Crabe
Expression radicale
- Indépendant
- 2025
- 42 minutes
Un manifeste d’indépendance et de singularité pour ceux qui s’affranchissent, une fois de plus, des codes plus communément suivit quant à la composition type d’un album. Chaque nouvelle parution du binôme québécois signe un rafraichissement de notre musique actuelle. Un opus sans égal, tout aussi sensible que baigné dans la puissance.
Que dire de CRABE d’autre qu’acteur « présent punk » intarissable d’une scène québécoise légèrement homogénéisée ? Œuvrant à part depuis 18 ans, la formation majeure revisite ses antécédents et puise dans son catalogue préliminaire à 2011 pour revamper quelques titres inédits, ou peu connus, aux airs d’hymnes familiers pour les oreilles aguerries. Pour donner suite à Visite du temple inné (2023), la paire formée de Mertin Poulin-Légaré et Gabriel Lapierre se plaît au renouvellement et à la reconsidération de manière à partager un plaidoyer sincère et chéri.

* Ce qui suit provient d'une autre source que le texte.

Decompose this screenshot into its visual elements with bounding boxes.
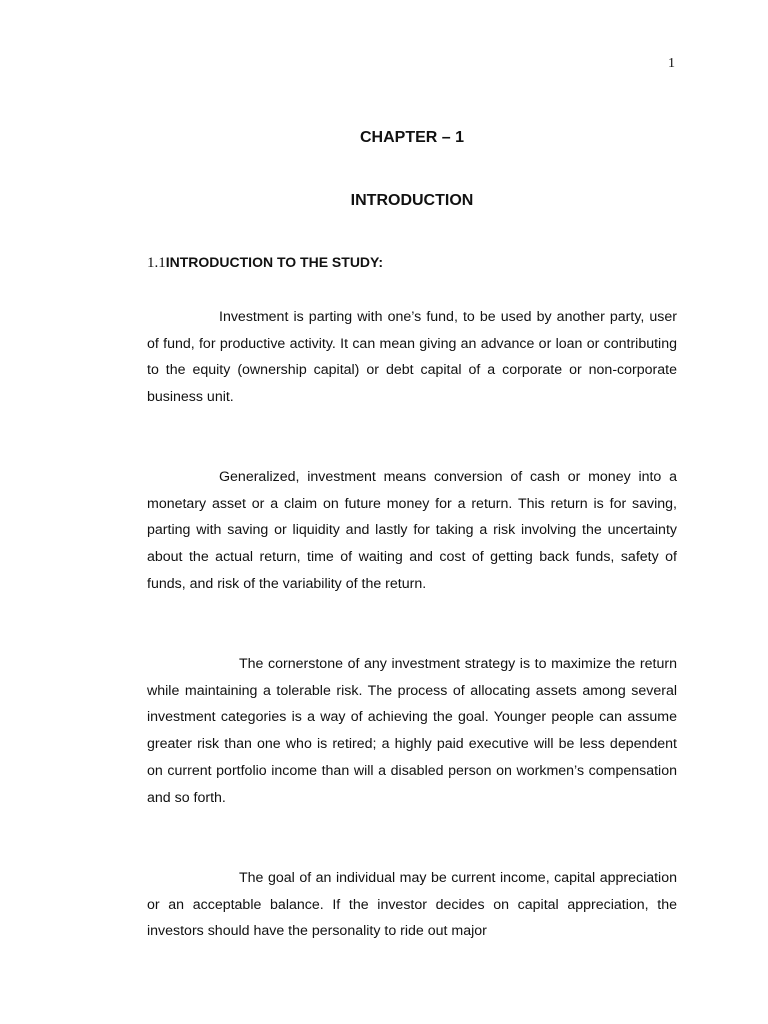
paragraph-4: The goal of an individual may be current income, capital appreciation or an acceptable balance. If the investor decides on capital appreciation, the investors should have the personality to ride out major: [147, 870, 677, 940]
section-heading: [147, 254, 383, 272]
paragraph-3: The cornerstone of any investment strategy is to maximize the return while maintaining a tolerable risk. The process of allocating assets among several investment categories is a way of achieving the goal. Younger people can assume greater risk than one who is retired; a highly paid executive will be less dependent on current portfolio income than will a disabled person on workmen’s compensation and so forth.: [147, 656, 677, 806]
page-title: INTRODUCTION: [350, 192, 474, 209]
chapter-heading: CHAPTER – 1: [359, 129, 465, 146]
section-number: 1.1: [147, 255, 166, 271]
paragraph-1: Investment is parting with one’s fund, to be used by another party, user of fund, for productive activity. It can mean giving an advance or loan or contributing to the equity (ownership capital) or debt capital of a corporate or non-corporate business unit.: [147, 309, 677, 406]
page-number: 1: [668, 56, 675, 71]
paragraph-2: Generalized, investment means conversion of cash or money into a monetary asset or a claim on future money for a return. This return is for saving, parting with saving or liquidity and lastly for taking a risk involving the uncertainty about the actual return, time of waiting and cost of getting back funds, safety of funds, and risk of the variability of the return.: [147, 469, 677, 592]
section-title: INTRODUCTION TO THE STUDY:: [165, 254, 384, 270]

Dès la grandiose ouverture, Pénicilline, c’est une suite de violentes décharges audibles qui se succèdent et qui s’emparent de son public. Celui qui goute au CRABE-fruit peut difficilement s’en passer par la suite. Face à face se développe un amalgame rock parfaitement disloqué, avec différents accents plus art-punk, alternatif et expérimental. D’un côté « A » teinté d’une agressivité plus frontale, c’est une musique qui est soigneusement lourde et puissante.
À mentionner, le côté « B », un atterrissage écrasant en une secousse finale de plus de vingt minutes, à traits de musique concrète. Faisant office de Message total, comme son nom l’indique, c’est en quelque sorte un long délire sonore organique qui se transfigure sous différents visages à plusieurs reprises. Agrémentée de bribes de dialogues distants et curieux, cette face énigmatique est une longue allocution employant une gamme phonique des plus étendue, afin de tout dire, en conclusion.
Un discours « vers une vie radicale » qui est adroitement magnifié de la délicate poésie surréaliste et décadente CRABE caractérielle. Ses textes charnels et torturés se dévoilent et s’accentuent en summum curieux énigmatique. Bilingue pour cet album, des textes décalés qui laissent tout aussi marqué qu’intrigué par ses avances inattendues, fidèles à la locution type de Mertin-Poulin Légaré.
Des bras de 62 pieds et un gros cœur à ras bord
Tu me fais ma fracture et tu me factures
Tes honoraires, tu veux mon or
Tu veux mon décor mais moi je te donne que ma charpente frêle
[…]
Tiens voilà ma peau, je t’en fais cadeau, jusqu’à mes os
T’opères ta lame
Fais toi plaisir, évite de saisir, évite de me guérir
— Un mélange de plumes dans ma plante carnivore
Une œuvre avérée. De la musique fortement identitaire. Un message assez clair et radical, bien sûr. Des titres forts, une réalisation réussie, une direction artistique charmante et surtout: un album complètement autoproduit. Ici, une critique de bon augure, qui ne peut que recommander.